A fairly new litigation development is the subject of two Delaware Court of Chancery decisions issued on the same day. Both In re Appraisal of Ancestry.com, Consol. C.A. No. 8173-VCG (Jan. 5, 2015), and Merion Capital v. BMC Software, C.A. No. 8900-VCG (Jan. 5, 2015), sustained the right of appraisal arbitrageurs to seek appraisal of the stockholdings following a cash-out merger. Had the court ruled differently, it might have severely limited such actions in Delaware.
Appraisal arbitrage has grown over the last several years to the point where the once-rare appraisal action has now become almost common. Somewhat oversimplified, appraisal arbitrage involves buying the stock of a company that has announced it is going to complete a merger that will entitle its stockholders to have the "fair value" of its stock determined by the Court of Chancery. Typically (but not always) that involves a going-private merger where stockholders are required to accept the cash price offered for their stock and cannot continue as stockholders of the merged entity. If those stockholders are dissatisfied with the price, they may demand appraisal of its fair value. The plaintiffs in appraisal arbitrage cases buy the company's stock after the merger is announced, with the expectation that they will win a higher price later by going through the appraisal process.
Until recently, few stockholders sought appraisal. The process involved expensive litigation with costly experts required to argue for a higher price. Moreover, appraisal actions are not risk-free. The Court of Chancery is not required to use the price offered in the merger as a floor and may decide—and sometimes has—the stock's fair value is less than the merger price.

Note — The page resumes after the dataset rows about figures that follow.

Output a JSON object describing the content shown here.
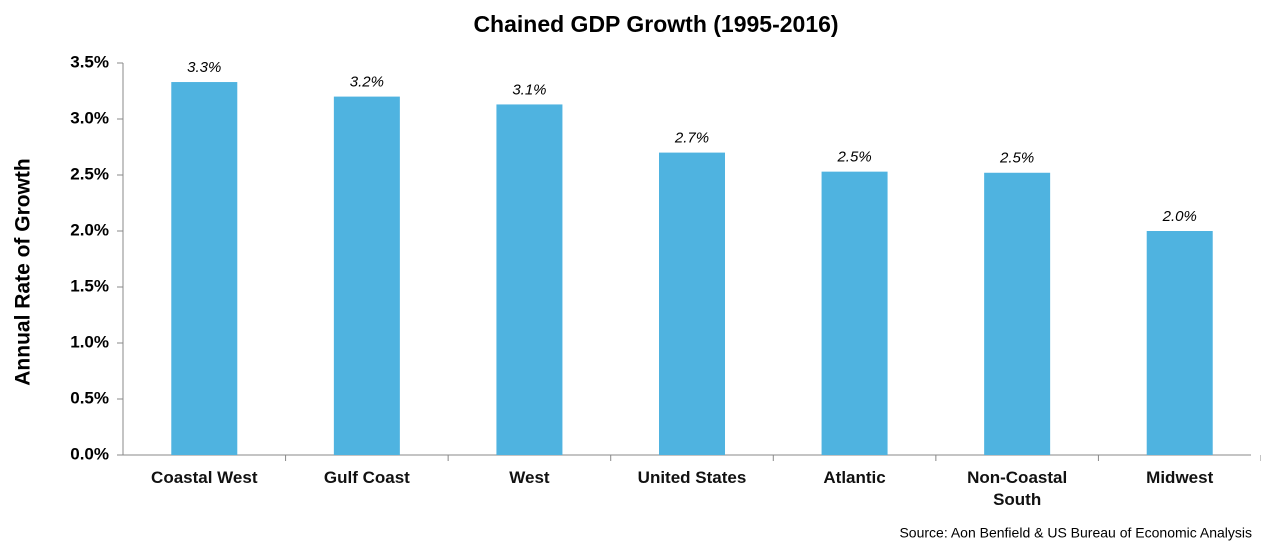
{
  "chart_data": {
    "type": "bar",
    "title": "Chained GDP Growth (1995-2016)",
    "y_label": "Annual Rate of Growth",
    "source": "Source: Aon Benfield & US Bureau of Economic Analysis",
    "categories": [
      "Coastal West",
      "Gulf Coast",
      "West",
      "United States",
      "Atlantic",
      "Non-Coastal South",
      "Midwest"
    ],
    "values": [
      3.33,
      3.2,
      3.13,
      2.7,
      2.53,
      2.52,
      2.0
    ],
    "value_labels": [
      "3.3%",
      "3.2%",
      "3.1%",
      "2.7%",
      "2.5%",
      "2.5%",
      "2.0%"
    ],
    "color": "#4fb3e0",
    "ylim": [
      0,
      3.5
    ],
    "yticks": [
      {
        "value": 0,
        "label": "0.0%"
      },
      {
        "value": 0.5,
        "label": "0.5%"
      },
      {
        "value": 1,
        "label": "1.0%"
      },
      {
        "value": 1.5,
        "label": "1.5%"
      },
      {
        "value": 2,
        "label": "2.0%"
      },
      {
        "value": 2.5,
        "label": "2.5%"
      },
      {
        "value": 3,
        "label": "3.0%"
      },
      {
        "value": 3.5,
        "label": "3.5%"
      }
    ],
    "grid": false
  }
}
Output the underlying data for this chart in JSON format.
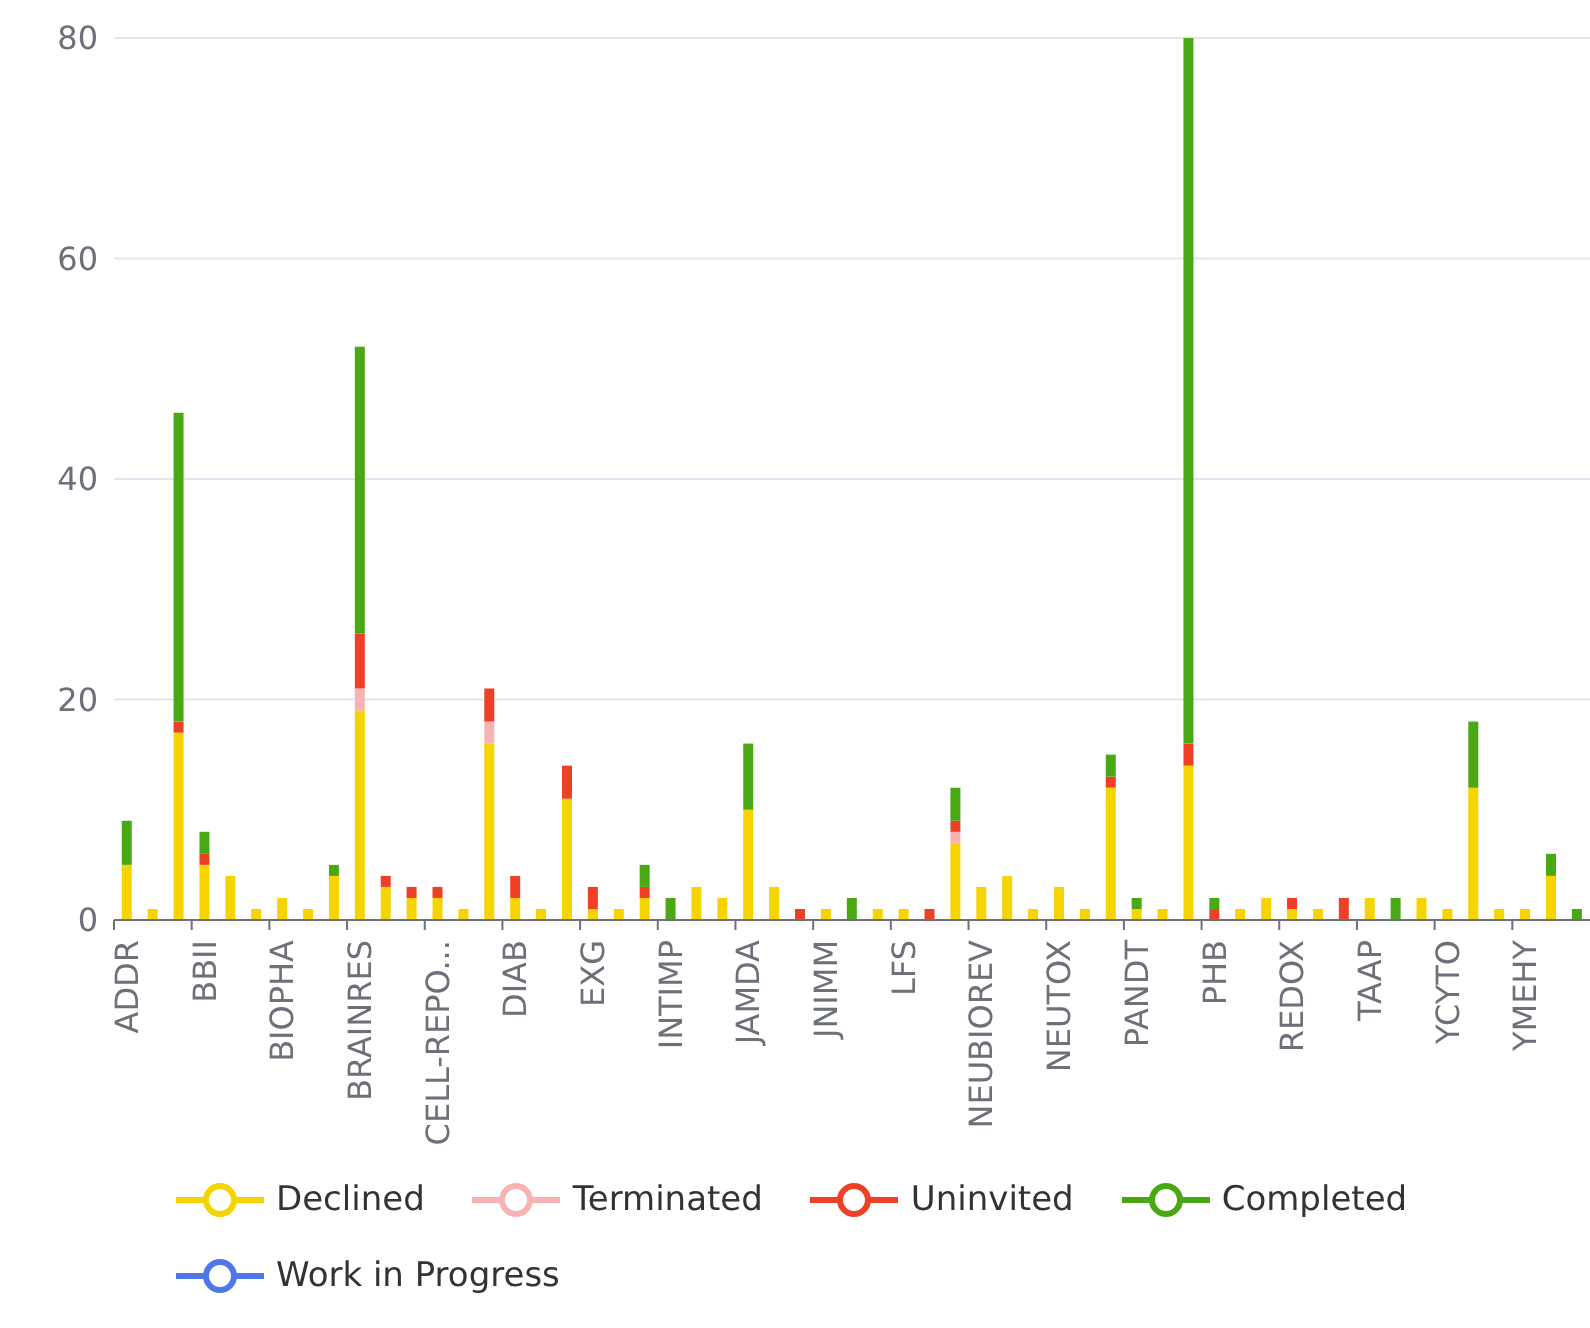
{
  "chart_data": {
    "type": "bar",
    "stacked": true,
    "categories": [
      "ADDR",
      null,
      null,
      "BBII",
      null,
      null,
      "BIOPHA",
      null,
      null,
      "BRAINRES",
      null,
      null,
      "CELL-REPO...",
      null,
      null,
      "DIAB",
      null,
      null,
      "EXG",
      null,
      null,
      "INTIMP",
      null,
      null,
      "JAMDA",
      null,
      null,
      "JNIMM",
      null,
      null,
      "LFS",
      null,
      null,
      "NEUBIOREV",
      null,
      null,
      "NEUTOX",
      null,
      null,
      "PANDT",
      null,
      null,
      "PHB",
      null,
      null,
      "REDOX",
      null,
      null,
      "TAAP",
      null,
      null,
      "YCYTO",
      null,
      null,
      "YMEHY",
      null,
      null
    ],
    "series": [
      {
        "name": "Declined",
        "color": "#f5d400",
        "values": [
          5,
          1,
          17,
          5,
          4,
          1,
          2,
          1,
          4,
          19,
          3,
          2,
          2,
          1,
          16,
          2,
          1,
          11,
          1,
          1,
          2,
          null,
          3,
          2,
          10,
          3,
          null,
          1,
          null,
          1,
          1,
          null,
          7,
          3,
          4,
          1,
          3,
          1,
          12,
          1,
          1,
          14,
          null,
          1,
          2,
          1,
          1,
          null,
          2,
          null,
          2,
          1,
          12,
          1,
          1,
          4,
          null
        ]
      },
      {
        "name": "Terminated",
        "color": "#f7b3b3",
        "values": [
          null,
          null,
          null,
          null,
          null,
          null,
          null,
          null,
          null,
          2,
          null,
          null,
          null,
          null,
          2,
          null,
          null,
          null,
          null,
          null,
          null,
          null,
          null,
          null,
          null,
          null,
          null,
          null,
          null,
          null,
          null,
          null,
          1,
          null,
          null,
          null,
          null,
          null,
          null,
          null,
          null,
          null,
          null,
          null,
          null,
          null,
          null,
          null,
          null,
          null,
          null,
          null,
          null,
          null,
          null,
          null,
          null
        ]
      },
      {
        "name": "Uninvited",
        "color": "#ee3f27",
        "values": [
          null,
          null,
          1,
          1,
          null,
          null,
          null,
          null,
          null,
          5,
          1,
          1,
          1,
          null,
          3,
          2,
          null,
          3,
          2,
          null,
          1,
          null,
          null,
          null,
          null,
          null,
          1,
          null,
          null,
          null,
          null,
          1,
          1,
          null,
          null,
          null,
          null,
          null,
          1,
          null,
          null,
          2,
          1,
          null,
          null,
          1,
          null,
          2,
          null,
          null,
          null,
          null,
          null,
          null,
          null,
          null,
          null
        ]
      },
      {
        "name": "Completed",
        "color": "#4aa815",
        "values": [
          4,
          null,
          28,
          2,
          null,
          null,
          null,
          null,
          1,
          26,
          null,
          null,
          null,
          null,
          null,
          null,
          null,
          null,
          null,
          null,
          2,
          2,
          null,
          null,
          6,
          null,
          null,
          null,
          2,
          null,
          null,
          null,
          3,
          null,
          null,
          null,
          null,
          null,
          2,
          1,
          null,
          64,
          1,
          null,
          null,
          null,
          null,
          null,
          null,
          2,
          null,
          null,
          6,
          null,
          null,
          2,
          1
        ]
      },
      {
        "name": "Work in Progress",
        "color": "#4f77e8",
        "values": [
          null,
          null,
          null,
          null,
          null,
          null,
          null,
          null,
          null,
          null,
          null,
          null,
          null,
          null,
          null,
          null,
          null,
          null,
          null,
          null,
          null,
          null,
          null,
          null,
          null,
          null,
          null,
          null,
          null,
          null,
          null,
          null,
          null,
          null,
          null,
          null,
          null,
          null,
          null,
          null,
          null,
          null,
          null,
          null,
          null,
          null,
          null,
          null,
          null,
          null,
          null,
          null,
          null,
          null,
          null,
          null,
          null
        ]
      }
    ],
    "ylim": [
      0,
      80
    ],
    "yticks": [
      0,
      20,
      40,
      60,
      80
    ],
    "grid": "y",
    "legend": "bottom"
  }
}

The risk of an adverse ruling is particularly strong when the merger price was set high to induce stockholder acceptance and avoidance of litigation. And while post-merger interest is due on the final court award, historically that was not enough to offset the costs involved in litigating.
That economic background changed, however, when interest rates fell to almost zero on most fixed-income investments. The Delaware appraisal statute provides that the "interest [on] ... the judgment shall be compounded quarterly and shall accrue at 5 percent over the Federal Reserve discount rate" from the "date of the merger." Thus, even when the discount rate is at zero, a 5 percent compounded rate is now very favorable. In addition, several studies have noted that most appraisal valuations of formerly publicly traded companies do exceed the merger price. That return plus the favorable interest has sparked appraisal litigation.
Of course, the stockholder still needs to pay his or her lawyers to litigate the appraisal action. To justify that expense, the plaintiff needs a lot of stock. After all, the appraisal award may be just a dollar or two higher than the merger price (or even less), and the appraisal case may cost a million dollars or more to litigate. Hence, at least a few million shares may be needed to warrant filing an appraisal suit. That is where appraisal arbitrage comes into play.
The Merion decision illustrates how appraisal arbitrage works. BMC, a large software company, entered into a going-private merger agreement May 6, 2013, under which BMC shareholders would receive $46.25 per share. Merion, a hedge fund, then decided that the fair value of BMC was much higher and began buying BMC shares. Eventually, Merion acquired 7.6 million BMC shares by July 17, 2013. As is typically done, Merion asked its broker to instruct the record owner, Cede & Co., to demand appraisal. When the broker refused, Merion scrambled to have its shares registered in its name. Merion later demanded appraisal and filed its petition Sept. 13, 2013, after the BMC stockholders had voted on the merger.
The Delaware appraisal statute conditions the right to appraisal on not voting the shares to be appraised in favor of the merger. Merion had become a record owner too late to show how the shares it purchased had voted while held up by their prior record owner. BMC argued that Merion was unable to prove those shares had not voted in favor of the merger and therefore Merion was not qualified to file an appraisal petition.
The court held that Merion was not required to prove its newly acquired shares had not voted for the merger. The key to the decision is that almost 50 million BMC shares had not voted to approve the merger and Merion only held 7.6 million shares. Hence, it was not possible that more shares were demanding appraisal than were qualified to do so.
The Ancestry.com decision is similar. There, Merion (yes, the same Merion) sought appraisal for shares of Ancestry.com that it had purchased after the record date to vote on the cash-out merger. Again, Merion could not prove that the sellers of the Ancestry.com shares it purchased had not voted for the merger. The prior record owner, Cede & Co., had held at least as many shares that did not vote for the merger as Merion sought to have appraised. The court held Merion could file its own petition for appraisal of those shares.
By upholding Merion's right to appraisal under these circumstances, the Court of Chancery has made it easier for investors to do appraisal arbitrage. But the court has not removed all risk in buying stock to have it appraised when the buyer cannot show how that stock voted on the merger. For example, a plaintiff who seeks appraisal for more shares than abstained or voted no on the merger may find itself in trouble. At least the right to have all the shares appraised will be in jeopardy. While both Merion and Ancestry.com argued that arbitrageurs should buy proxies to ensure a "no" vote, it is not clear that is practical. Hence, arbitrageurs need to be cautious in how and when they acquire stock for appraisal purposes.